After WWII, we witnessed the ally forces splitting the territories amongst themselves, laying the foundation for decades long “Cold War” between the US (NATO) and Russia (Warsaw pact).

In Iraq, it is quite clear that Iran will maintain tremendous influence over any future political settlement, thus expanding the Shiite arc of influence way beyond the Persian Gulf.

What about Syria?

Assad is too weak and shattered to control anything. Russia, with all its might and power, will not camp down in Syria, thousands of miles away from homeland. Turkey may want to stay, but it would not seem to be feasible long term.

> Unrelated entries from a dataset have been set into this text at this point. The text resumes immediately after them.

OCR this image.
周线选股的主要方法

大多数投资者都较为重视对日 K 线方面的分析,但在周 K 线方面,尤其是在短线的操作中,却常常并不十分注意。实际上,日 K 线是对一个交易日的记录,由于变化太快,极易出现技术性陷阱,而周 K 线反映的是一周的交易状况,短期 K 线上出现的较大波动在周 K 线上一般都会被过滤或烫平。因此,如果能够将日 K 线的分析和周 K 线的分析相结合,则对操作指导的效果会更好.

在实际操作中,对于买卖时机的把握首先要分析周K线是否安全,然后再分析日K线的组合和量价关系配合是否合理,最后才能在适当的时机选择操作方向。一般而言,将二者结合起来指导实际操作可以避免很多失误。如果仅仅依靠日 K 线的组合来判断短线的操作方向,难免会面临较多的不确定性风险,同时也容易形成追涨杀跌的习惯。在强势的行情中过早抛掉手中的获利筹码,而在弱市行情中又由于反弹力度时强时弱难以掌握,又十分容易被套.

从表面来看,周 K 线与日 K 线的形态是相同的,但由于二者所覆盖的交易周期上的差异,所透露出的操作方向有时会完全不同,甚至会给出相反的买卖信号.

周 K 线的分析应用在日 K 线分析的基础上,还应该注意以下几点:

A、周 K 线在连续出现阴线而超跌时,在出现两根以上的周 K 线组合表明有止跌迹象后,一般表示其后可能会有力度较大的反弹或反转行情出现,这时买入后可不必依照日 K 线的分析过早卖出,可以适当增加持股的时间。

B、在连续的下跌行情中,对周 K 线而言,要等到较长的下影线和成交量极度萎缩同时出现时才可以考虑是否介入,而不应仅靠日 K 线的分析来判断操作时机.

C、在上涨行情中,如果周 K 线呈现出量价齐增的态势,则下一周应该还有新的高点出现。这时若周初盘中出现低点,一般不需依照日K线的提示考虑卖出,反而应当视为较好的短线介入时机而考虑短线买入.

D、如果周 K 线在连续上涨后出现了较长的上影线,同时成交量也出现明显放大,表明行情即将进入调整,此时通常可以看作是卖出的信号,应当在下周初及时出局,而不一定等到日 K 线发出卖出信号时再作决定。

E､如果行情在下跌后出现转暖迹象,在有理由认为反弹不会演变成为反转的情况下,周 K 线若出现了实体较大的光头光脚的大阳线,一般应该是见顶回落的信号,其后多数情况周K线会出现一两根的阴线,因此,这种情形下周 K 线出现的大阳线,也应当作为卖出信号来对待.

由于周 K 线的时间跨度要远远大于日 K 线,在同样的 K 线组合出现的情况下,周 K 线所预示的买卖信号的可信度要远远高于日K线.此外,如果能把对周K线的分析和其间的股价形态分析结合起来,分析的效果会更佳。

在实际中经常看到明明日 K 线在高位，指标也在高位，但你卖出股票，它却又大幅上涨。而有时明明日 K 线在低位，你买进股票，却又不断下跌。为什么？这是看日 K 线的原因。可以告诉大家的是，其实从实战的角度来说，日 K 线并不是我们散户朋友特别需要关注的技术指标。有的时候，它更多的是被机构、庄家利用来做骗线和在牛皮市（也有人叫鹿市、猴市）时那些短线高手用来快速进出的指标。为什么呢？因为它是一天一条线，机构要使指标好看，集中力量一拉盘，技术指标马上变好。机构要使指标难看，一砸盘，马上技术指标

The real danger is an Iranian direct or proxy takeover, like it has done in Lebanon (with Hezbollah), in Yemen (with the Houthis) and in Iraq. Moreover – they have flooded the area with proxy fighters. Already the washingtonpost has warned that “thousands of Shiite militiamen” have led the charge in Syria, all loyal to Iran. These militias have bolstered Iran’s influence in Syria, alarming even officials in Assad’s government.  Philip Smyth, an expert on Shiite militias is quoted stating “they are building a force on the ground that, long after the war, will stay there and wield a strong military and ideological influence over Syria for Iran.” Iran is there to stay. They will fill the vacuum, expanding Shiite influence from the Persian Gulf to the Mediterranean, unless action is taken to avoid it.

Mistakes have been made in the past, like with the splitting of regions of influence following WWII. A bigger mistake would be to allow an entity like Iran to fill such a vacuum. It would seem that it is time for the powers to start planning the day after.